“There can be no way forward but through prayer.”
I feel sure these words aren’t originally mine, but they also are difficult to cite.
Contentment is full of irony. I have always been somewhat impressed by Paul’s words in Philippians 4:10-15, “I rejoiced greatly in the Lord that at last you renewed your concern for me. Indeed, you were concerned, but you had no opportunity to show it. I am not saying this because I am in need, for I have learned to be content whatever the circumstances. I know what it is to be in need, and I know what it is to have plenty. I have learned the secret of being content in any and every situation, whether well fed or hungry, whether living in plenty or in want. I can do all this through him who gives me strength. Yet it was good of you to share in my troubles. Moreover, as you Philippians know, in the early days of your acquaintance with the gospel, when I set out from Macedonia, not one church shared with me in the matter of giving and receiving, except you only;” (NIV).
I think this ranks right up there as one of those most often misinterpreted passages, because we equate contentment with uninhibited elation oozing from our pores or something. That’s not contentment. That’s actually probably closer to insanity. It’s certainly not based in reality. People have those kinds of experiences maybe a handful of times in their entire lives, if they’re lucky. If you stop to think about the adrenaline rush and the subsequent crash, you’ll likely agree that it wouldn’t be advisable or enjoyable to live in a perpetual state of bliss. Too much of (even) a good thing is still too much…

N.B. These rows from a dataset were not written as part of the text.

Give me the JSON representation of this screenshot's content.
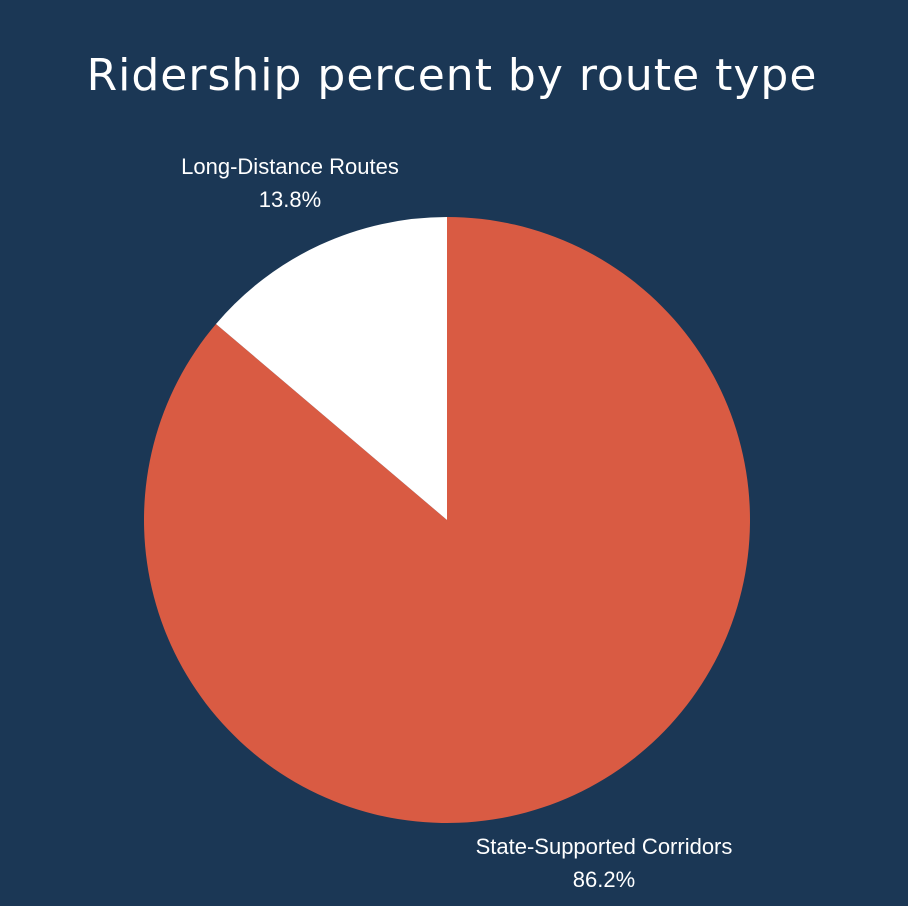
{
  "chart_data": {
    "type": "pie",
    "title": "Ridership percent by route type",
    "slices": [
      {
        "label": "State-Supported Corridors",
        "value": 86.2,
        "display": "86.2%",
        "color": "#d95b43"
      },
      {
        "label": "Long-Distance Routes",
        "value": 13.8,
        "display": "13.8%",
        "color": "#ffffff"
      }
    ],
    "start": "12 o'clock",
    "direction": "clockwise",
    "legend": "none"
  },
  "colors": {
    "background": "#1b3755",
    "title": "#ffffff",
    "label": "#ffffff"
  }
}
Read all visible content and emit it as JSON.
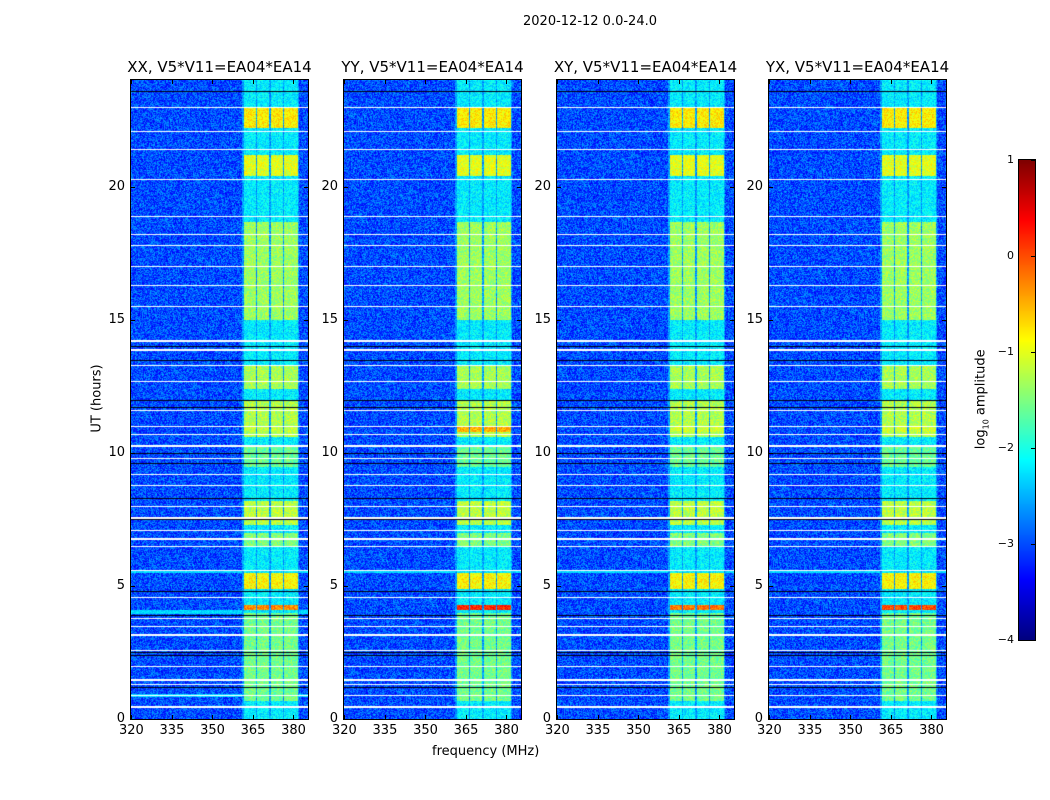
{
  "figure_title": "2020-12-12 0.0-24.0",
  "chart_data": {
    "type": "heatmap",
    "title": "2020-12-12 0.0-24.0",
    "xlabel": "frequency (MHz)",
    "ylabel": "UT (hours)",
    "xlim": [
      320,
      385.5
    ],
    "ylim": [
      0,
      24
    ],
    "xticks": [
      "320",
      "335",
      "350",
      "365",
      "380"
    ],
    "yticks": [
      "0",
      "5",
      "10",
      "15",
      "20"
    ],
    "colorbar": {
      "label_main": "log",
      "label_sub": "10",
      "label_rest": " amplitude",
      "colormap": "jet",
      "range": [
        -4,
        1
      ],
      "ticks": [
        "1",
        "0",
        "−1",
        "−2",
        "−3",
        "−4"
      ]
    },
    "background_log_amplitude": -3.0,
    "band_edges_mhz": [
      [
        361.5,
        366
      ],
      [
        366.5,
        371
      ],
      [
        371.5,
        376
      ],
      [
        376.5,
        381.5
      ]
    ],
    "active_periods_hours": [
      {
        "start": 22.2,
        "end": 23.0,
        "level": -0.8
      },
      {
        "start": 20.4,
        "end": 21.2,
        "level": -1.0
      },
      {
        "start": 15.0,
        "end": 18.7,
        "level": -1.35
      },
      {
        "start": 12.4,
        "end": 13.3,
        "level": -1.3
      },
      {
        "start": 10.6,
        "end": 12.0,
        "level": -1.25
      },
      {
        "start": 9.5,
        "end": 10.3,
        "level": -1.6
      },
      {
        "start": 7.3,
        "end": 8.2,
        "level": -1.2
      },
      {
        "start": 6.5,
        "end": 7.0,
        "level": -1.5
      },
      {
        "start": 4.9,
        "end": 5.5,
        "level": -0.85
      },
      {
        "start": 0.7,
        "end": 4.0,
        "level": -1.55
      }
    ],
    "flagged_rows_hours": [
      23.0,
      22.1,
      21.4,
      20.3,
      18.9,
      18.2,
      17.8,
      17.0,
      16.3,
      15.5,
      14.25,
      13.9,
      13.3,
      12.7,
      11.6,
      11.0,
      10.7,
      10.3,
      9.8,
      9.2,
      8.8,
      8.0,
      7.6,
      7.1,
      6.8,
      6.5,
      5.6,
      4.6,
      3.8,
      3.5,
      3.2,
      2.6,
      2.0,
      1.5,
      1.3,
      0.9,
      0.5
    ],
    "dark_rows_hours": [
      23.6,
      18.9,
      14.0,
      13.5,
      12.0,
      11.7,
      10.0,
      9.6,
      8.3,
      7.5,
      4.8,
      3.9,
      2.5,
      2.4,
      1.2
    ],
    "panels": [
      {
        "title": "XX, V5*V11=EA04*EA14",
        "rfi_4h_level": -0.3,
        "rfi_11h_level": -1.2
      },
      {
        "title": "YY, V5*V11=EA04*EA14",
        "rfi_4h_level": 0.2,
        "rfi_11h_level": -0.5
      },
      {
        "title": "XY, V5*V11=EA04*EA14",
        "rfi_4h_level": -0.2,
        "rfi_11h_level": -1.1
      },
      {
        "title": "YX, V5*V11=EA04*EA14",
        "rfi_4h_level": 0.0,
        "rfi_11h_level": -1.1
      }
    ]
  }
}
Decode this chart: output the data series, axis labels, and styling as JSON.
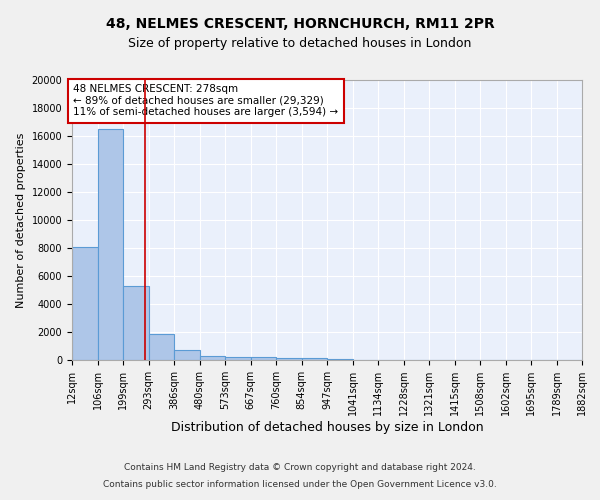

I don’t think Paul is implying that he has learned to be outlandishly jovial or to lose touch with reality, nor do I think he is indicating that he has found a way to get everything he wants or even everything he needs. There is nothing in Paul’s words that makes me wonder if his ‘doing all things through Christ’ includes calling on the clouds to rain down elephants or magically growing strawberries on fig trees. And yet this passage is often taught as either a ‘suck it up even when it sucks’ lesson or a challenge of the power constraints of the God of the universe. I’m fairly certain both extremes neglect the point.
We almost always stop reading with verse 13. Verse 15 is actually a significantly weird cutting off point in the daily office, ending with a semi-colon. But I wonder if there is something to be learned from the words Paul speaks next… the words of standing in solidarity… the words of presence—of sharing trouble, of giving and receiving…
It might seem strangely disconnected, but I think these are also words of community, and all of this returns, full circle, to prayer… of God’s presence… of another kind of give and take…
Maybe that’s exactly why Psalm 17:6 makes an appearance, today, as well:
“I call on you, my God, for you will answer me; turn your ear to me and hear my prayer” (NIV).
The answer may not be exactly what we expect (or even hope for), but the hearing… the listening… the holding close… this is where contentment begins. And we can’t move forward without a beginning.